It’s official. Our nation’s capital is going to have a ballot vote to decide if pot will be legalized in the DC area.
The Washington Board of Elections determined that the DC Cannabis Campaign had indeed collected enough signatures to get Initiative 71 on the ballot on November 4 of this year. In fact, the campaign collected 57,000 signatures, more than double the number needed to get on the ballot.
“It is clear from the number of signatures the campaign was able to submit that citizens want a major change in D.C.’s marijuana laws,” Dr. Malik Burnett, District policy manager for the Drug Policy Alliance.
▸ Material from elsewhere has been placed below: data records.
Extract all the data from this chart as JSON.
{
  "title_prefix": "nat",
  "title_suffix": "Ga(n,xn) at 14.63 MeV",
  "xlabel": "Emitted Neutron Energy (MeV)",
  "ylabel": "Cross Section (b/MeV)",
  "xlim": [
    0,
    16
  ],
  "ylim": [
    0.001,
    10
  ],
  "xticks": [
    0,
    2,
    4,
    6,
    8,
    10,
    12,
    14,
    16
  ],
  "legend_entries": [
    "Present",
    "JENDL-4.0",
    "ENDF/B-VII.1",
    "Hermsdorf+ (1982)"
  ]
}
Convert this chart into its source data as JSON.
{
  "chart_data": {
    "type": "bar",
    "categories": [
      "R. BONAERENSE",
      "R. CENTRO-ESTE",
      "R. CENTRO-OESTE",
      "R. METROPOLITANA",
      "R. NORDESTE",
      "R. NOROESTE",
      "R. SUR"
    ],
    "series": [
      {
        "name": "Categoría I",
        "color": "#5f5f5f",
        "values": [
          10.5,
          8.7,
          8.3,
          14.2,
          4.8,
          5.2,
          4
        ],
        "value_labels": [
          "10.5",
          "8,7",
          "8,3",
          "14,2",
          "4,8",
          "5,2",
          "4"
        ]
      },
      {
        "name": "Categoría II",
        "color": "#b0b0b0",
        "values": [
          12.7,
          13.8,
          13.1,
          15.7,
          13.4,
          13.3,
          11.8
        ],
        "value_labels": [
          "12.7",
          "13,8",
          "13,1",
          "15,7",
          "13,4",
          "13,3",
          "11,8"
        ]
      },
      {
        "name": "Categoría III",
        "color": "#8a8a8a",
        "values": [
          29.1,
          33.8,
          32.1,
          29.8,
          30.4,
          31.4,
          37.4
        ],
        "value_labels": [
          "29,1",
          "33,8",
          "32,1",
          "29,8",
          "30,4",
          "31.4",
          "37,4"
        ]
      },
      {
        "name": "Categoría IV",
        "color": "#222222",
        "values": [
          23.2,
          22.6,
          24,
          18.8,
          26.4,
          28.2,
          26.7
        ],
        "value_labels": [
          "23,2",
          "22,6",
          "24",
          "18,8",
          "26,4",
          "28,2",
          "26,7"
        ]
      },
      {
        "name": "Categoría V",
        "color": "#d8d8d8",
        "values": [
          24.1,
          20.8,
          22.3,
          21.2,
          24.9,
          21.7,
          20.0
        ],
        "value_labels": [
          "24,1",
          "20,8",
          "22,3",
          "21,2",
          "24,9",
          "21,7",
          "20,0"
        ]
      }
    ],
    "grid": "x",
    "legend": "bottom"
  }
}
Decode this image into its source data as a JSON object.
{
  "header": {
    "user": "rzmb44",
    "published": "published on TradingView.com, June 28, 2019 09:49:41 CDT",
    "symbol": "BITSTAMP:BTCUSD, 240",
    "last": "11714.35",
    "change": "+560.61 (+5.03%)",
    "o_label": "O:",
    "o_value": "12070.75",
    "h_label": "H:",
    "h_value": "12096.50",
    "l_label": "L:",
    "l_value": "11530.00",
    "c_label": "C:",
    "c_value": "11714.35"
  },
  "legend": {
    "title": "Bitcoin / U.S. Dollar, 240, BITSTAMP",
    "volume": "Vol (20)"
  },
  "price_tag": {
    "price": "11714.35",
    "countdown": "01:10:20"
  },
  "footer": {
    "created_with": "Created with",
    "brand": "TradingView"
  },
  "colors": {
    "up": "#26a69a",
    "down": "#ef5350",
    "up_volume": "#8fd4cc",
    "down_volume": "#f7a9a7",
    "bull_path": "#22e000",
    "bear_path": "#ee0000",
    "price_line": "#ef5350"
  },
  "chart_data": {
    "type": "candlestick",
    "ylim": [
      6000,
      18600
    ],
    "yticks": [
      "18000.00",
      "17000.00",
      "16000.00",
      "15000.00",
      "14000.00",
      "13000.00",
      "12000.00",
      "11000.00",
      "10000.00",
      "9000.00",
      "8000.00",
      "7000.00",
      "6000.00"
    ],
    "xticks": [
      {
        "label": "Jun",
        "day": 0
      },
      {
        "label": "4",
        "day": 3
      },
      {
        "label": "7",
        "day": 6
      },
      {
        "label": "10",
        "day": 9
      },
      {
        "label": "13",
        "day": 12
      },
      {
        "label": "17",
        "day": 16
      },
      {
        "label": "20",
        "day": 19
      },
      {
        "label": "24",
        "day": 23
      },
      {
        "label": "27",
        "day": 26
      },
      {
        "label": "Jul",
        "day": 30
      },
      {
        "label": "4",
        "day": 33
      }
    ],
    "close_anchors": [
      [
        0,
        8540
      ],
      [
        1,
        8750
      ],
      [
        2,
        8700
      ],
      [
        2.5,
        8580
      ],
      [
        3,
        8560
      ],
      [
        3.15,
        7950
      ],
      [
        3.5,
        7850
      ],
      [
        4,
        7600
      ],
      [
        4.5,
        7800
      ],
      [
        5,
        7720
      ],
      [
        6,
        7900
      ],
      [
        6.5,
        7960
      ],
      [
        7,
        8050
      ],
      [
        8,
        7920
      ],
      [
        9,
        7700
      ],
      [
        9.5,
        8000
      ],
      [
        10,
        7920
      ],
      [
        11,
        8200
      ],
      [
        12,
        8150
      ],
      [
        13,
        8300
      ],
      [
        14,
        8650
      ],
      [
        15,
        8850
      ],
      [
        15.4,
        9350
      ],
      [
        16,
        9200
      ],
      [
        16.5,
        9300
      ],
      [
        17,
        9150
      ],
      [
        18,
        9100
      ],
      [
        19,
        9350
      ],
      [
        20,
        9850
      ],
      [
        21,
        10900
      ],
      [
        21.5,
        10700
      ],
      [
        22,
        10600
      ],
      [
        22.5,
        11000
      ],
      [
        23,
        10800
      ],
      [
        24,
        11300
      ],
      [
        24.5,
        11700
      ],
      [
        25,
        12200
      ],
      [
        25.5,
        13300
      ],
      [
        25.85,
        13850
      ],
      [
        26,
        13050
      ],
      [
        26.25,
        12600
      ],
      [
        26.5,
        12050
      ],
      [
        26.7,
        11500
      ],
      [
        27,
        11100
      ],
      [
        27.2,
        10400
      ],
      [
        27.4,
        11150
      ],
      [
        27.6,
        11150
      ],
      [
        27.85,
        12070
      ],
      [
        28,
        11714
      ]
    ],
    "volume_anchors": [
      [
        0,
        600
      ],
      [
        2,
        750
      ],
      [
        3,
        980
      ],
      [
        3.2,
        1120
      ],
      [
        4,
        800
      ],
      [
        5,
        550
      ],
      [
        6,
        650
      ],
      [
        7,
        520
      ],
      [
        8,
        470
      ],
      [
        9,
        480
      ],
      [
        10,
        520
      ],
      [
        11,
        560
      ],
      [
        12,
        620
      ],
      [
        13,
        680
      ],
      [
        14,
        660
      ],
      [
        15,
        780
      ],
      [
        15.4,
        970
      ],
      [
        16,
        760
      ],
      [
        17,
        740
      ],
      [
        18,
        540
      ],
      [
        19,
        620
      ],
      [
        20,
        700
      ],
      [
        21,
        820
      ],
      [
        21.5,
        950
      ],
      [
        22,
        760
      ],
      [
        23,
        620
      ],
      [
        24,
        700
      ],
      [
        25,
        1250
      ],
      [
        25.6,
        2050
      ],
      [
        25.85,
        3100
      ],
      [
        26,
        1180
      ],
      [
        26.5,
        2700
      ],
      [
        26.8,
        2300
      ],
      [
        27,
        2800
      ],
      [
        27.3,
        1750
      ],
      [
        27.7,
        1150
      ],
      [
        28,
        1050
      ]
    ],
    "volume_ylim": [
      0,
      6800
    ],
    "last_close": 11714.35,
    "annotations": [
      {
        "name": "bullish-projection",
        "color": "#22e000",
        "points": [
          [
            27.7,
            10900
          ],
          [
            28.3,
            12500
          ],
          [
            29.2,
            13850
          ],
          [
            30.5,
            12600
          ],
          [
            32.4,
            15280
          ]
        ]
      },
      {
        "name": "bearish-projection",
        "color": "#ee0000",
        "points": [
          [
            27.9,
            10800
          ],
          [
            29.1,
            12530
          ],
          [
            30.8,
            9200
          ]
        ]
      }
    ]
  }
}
At issue on the ballot is whether or not adults over the age of 21 can legally possess up to two ounces of marijuana and grow up to six marijuana plants at home. There is no mention in this initiative of selling marijuana, only personal possession.
Just last month, DC joined other states in decriminalizing marijuana. The difference between decriminalizing and legalizing may seem minimal to some. But decriminalized pot still brings with it the possibility of fines and court costs, just no jail time and felony criminal charges. Legalized pot bears no penalty whatsoever.
If the ballot initiative were to pass, it could be problematic for the district. The area of DC is not a state. It has no state constitution and autonomy. Its constitutional oversight lies directly with the U.S. Congress, which has forbidden legalizing or reducing marijuana penalties in Washington. DC has already tried once to legalize pot, but were blocked by budget maneuvering in Congress. Supporters say they are ready for such moves this time.
“We will not let history repeat itself,” D.C. Del. Eleanor Holmes Norton said in a release. “Republicans tried to prevent D.C. from voting on an initiative in 1998 to legalize medical marijuana, and after voters approved it, blocked its implementation with an appropriations rider for more than 10 years. We are not surprised that Republicans are threatening to again use the power of the federal government to block the will of the voters of a local jurisdiction. Many Republicans abandon their professed support of local control of local affairs when they have an opportunity to bully the residents of the District, who cannot hold them accountable at the ballot box. We have already begun working with our allies to protect the will of D.C. voters.”
In fact, this move in the very city of the nation’s capital flies on the face of the official stance of the Obama administration. In response to a recent New York Times editorial series calling for the federal legalization of marijuana — removing pot from the drug schedule as a Scehdule I substance, and leaving the issue to individual state to decide — the Obama administration issued this statement from the Office of National Drug Control Policy.
"The editors of The New York Times may have valid concerns about disproportionality throughout our criminal justice system. But we as policy makers cannot ignore the basic scientific fact that marijuana is addictive and marijuana use has harmful consequences. Increased consumption leads to higher public health and financial costs for society. Addictive substances like alcohol and tobacco, which are legal and taxed, already result in much higher social costs than the revenue they generate. The cost to society of alcohol alone is estimated to be more than 15 times the revenue gained by its taxation. For this reason, the Obama Administration and the Office of National Drug Control Policy remain committed to drug use prevention, treatment, support for recovery, and innovative criminal justice strategies to break the cycle of drug use and associated crime.”
If pot is legalized across the street from the White House, the effect on the national legalization debate could be profound.